The Punch: What is your new book about?

Robin Gupta: The new book is about the aftermath of the British Raj in Delhi and how the old families slowly got destroyed, the kind of eccentricities and lifestyles and so on. It will be a mirror to the way all of us lived and the strong point about that time was that nobody talked about communalism or religion. People were deeply interested in art, in music and in the fine arts and dance, in good friendship and cheer. Communalism and religious hatred were not a part of our social fabric at all. These are all families left behind by the British Raj, who had the similar education and similar childhood and the kind of life as it used to be in Lutyens’ Delhi. 

The Punch: Are you filled with a sense of loss at the world which has disappeared — a world with a specific set of values and compassion?

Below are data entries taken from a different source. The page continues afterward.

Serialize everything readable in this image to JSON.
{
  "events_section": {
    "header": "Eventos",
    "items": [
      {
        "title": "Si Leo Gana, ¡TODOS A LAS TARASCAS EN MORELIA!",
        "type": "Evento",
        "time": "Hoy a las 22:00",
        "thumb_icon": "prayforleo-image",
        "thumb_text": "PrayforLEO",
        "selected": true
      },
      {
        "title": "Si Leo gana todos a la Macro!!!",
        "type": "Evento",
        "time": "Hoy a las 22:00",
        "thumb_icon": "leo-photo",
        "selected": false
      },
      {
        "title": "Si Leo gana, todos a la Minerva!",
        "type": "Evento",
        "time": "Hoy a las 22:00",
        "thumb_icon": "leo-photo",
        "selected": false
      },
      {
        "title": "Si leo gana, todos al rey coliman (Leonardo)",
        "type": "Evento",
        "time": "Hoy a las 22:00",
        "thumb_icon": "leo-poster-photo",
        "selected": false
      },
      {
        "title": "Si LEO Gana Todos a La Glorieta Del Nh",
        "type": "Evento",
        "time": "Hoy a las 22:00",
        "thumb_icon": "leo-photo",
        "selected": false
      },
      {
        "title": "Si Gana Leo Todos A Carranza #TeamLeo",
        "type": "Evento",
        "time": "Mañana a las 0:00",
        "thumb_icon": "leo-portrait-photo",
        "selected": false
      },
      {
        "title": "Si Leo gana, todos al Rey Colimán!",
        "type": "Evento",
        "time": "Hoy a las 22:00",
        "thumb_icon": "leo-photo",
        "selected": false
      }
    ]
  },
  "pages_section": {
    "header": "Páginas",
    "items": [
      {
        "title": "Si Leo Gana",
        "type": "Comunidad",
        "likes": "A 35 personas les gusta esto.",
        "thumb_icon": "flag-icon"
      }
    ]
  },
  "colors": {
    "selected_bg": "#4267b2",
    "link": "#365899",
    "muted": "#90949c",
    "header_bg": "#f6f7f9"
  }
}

Robin Gupta: It was a very graceful world where the cementing force was the arts. Now, when I see the rough edges of hatred, I long for the unity that used to be then. People led lives devoted to music. Singers like Begum Akhtar used to frequent our house. Talks revolved around art, culture, cuisine and good manners. It is a world that has gone away very rapidly. 

The Punch: What sort of literature are you interested in?

Robin Gupta: The Brothers Karamazov by Fyodor Dostoyevsky influenced me a lot. It is about the great stark tragedy of the human condition.  Among poets, I liked Constantine P. Cavafy. Among musicians, Begum Akhtar has been a favourite. 

The Punch: How do you spend your time these days and what are the things you like to do?

Robin Gupta: I teach some poor children — four of them. I work for an NGO called Arpana. I read a lot, write a lot. I’m currently the Principal Advisor of Valley of Words: International Literature and Arts Festival which was held in November in Dehradun. I do a lot of travelling and gardening. I keep miles away from government and politics. 

The Punch: Please share the broader vision behind the Valley of Words: International Arts and Literature Festival. It is believed that the choice of city to hold a literary festival plays a crucial role in its success. Do you ascribe to this view?

Robin Gupta: The Valley Of Words festival has been planned at Dehradun to reach a wide audience with the object of bringing into focus the rare literary talent and artistic expression of Uttarakhand that had been in the shadows of neglect for long years. The festival aims at better dovetailing local talent with the mainstream literary resurgence in India and to make art and creative writing the vehicle for social awareness for the need to change retrogressive mindsets to enable this beautiful part of India to step into the modern age, while drawing from the country’s richly textured history.